The article goes on to say that ‘Education in the town is in crisis’, and that ‘academic attainment levels had plunged by 50 percent’.
This isn’t the first report of NATO having bombed schools in towns like Zliten. A joint investigation by the Palestinian Center for Human Rights, the Arab Organization for Human Rights, and the International Legal Assistance Consortium, published in January 2012, found that:
‘As noted, a number of the NATO-targeted sites visited by the Mission were ostensibly civilian objects. Following on-site investigations, the Mission was unable to find any convincing physical evidence demonstrating that these sites had been used for military purposes.
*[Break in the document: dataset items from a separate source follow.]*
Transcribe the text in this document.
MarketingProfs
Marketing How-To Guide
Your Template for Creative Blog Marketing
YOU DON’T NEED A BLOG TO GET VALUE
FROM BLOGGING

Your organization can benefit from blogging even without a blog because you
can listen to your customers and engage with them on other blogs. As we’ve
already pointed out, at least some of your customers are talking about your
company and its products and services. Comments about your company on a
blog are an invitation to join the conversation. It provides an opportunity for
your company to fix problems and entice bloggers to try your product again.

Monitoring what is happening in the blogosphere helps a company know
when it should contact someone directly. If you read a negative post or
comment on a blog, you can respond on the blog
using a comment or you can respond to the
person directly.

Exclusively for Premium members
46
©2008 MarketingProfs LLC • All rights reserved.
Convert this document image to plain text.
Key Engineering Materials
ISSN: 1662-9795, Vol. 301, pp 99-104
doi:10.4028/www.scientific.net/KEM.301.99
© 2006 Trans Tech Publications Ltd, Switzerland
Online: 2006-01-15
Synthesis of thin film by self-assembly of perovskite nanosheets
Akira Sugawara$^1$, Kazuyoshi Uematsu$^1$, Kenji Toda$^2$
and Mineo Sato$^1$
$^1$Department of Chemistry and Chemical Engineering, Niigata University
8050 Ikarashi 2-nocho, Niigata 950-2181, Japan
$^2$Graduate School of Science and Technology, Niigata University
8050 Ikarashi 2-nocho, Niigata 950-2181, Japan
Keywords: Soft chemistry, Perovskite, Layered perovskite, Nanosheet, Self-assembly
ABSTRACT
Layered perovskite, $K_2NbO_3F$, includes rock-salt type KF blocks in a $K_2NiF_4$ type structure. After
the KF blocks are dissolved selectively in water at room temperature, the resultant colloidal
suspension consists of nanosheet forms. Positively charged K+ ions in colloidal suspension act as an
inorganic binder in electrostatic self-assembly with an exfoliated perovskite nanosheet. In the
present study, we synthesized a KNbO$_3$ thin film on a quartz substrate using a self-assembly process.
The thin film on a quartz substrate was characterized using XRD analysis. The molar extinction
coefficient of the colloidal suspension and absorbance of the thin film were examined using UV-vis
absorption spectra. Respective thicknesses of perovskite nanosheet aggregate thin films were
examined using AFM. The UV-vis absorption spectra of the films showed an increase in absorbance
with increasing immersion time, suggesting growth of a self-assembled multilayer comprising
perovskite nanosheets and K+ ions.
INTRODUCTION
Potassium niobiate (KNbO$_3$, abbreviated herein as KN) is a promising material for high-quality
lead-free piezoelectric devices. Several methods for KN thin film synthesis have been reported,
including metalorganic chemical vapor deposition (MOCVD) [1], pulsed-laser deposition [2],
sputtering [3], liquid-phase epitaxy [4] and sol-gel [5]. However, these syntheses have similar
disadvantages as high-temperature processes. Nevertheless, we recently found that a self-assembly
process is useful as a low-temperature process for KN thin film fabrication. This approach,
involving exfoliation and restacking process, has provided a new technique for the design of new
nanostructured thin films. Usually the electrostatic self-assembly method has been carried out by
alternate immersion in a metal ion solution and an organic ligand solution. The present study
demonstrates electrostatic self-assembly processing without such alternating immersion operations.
These sites included a number of schools in Zliten, a Zliten-region food warehouse, the house of Khaled El Hamedi, and the Office of the Administrative Controller in Tripoli’.
You’ll notice that while the Libya Herald article states that the schools ‘stockpiled munitions inside them’, investigators on the ground were actually unable to find ‘any convincing physical evidence demonstrating that these sites had been used for military purposes’.
It’s possible that some were used for storing munitions, of course – but it’s also possible that the author of the Libya Herald article is mistaken, or just echoing official claims.
Either way, that NATO did bomb schools (and food warehouses, and media outlets) during their so-called ‘humanitarian intervention’ is beyond reasonable doubt – and the children of Zliten are paying the price for that to this day.
Not that many people would know this, of course, because these potential war crimes simply haven’t been reported on in British or American corporate media.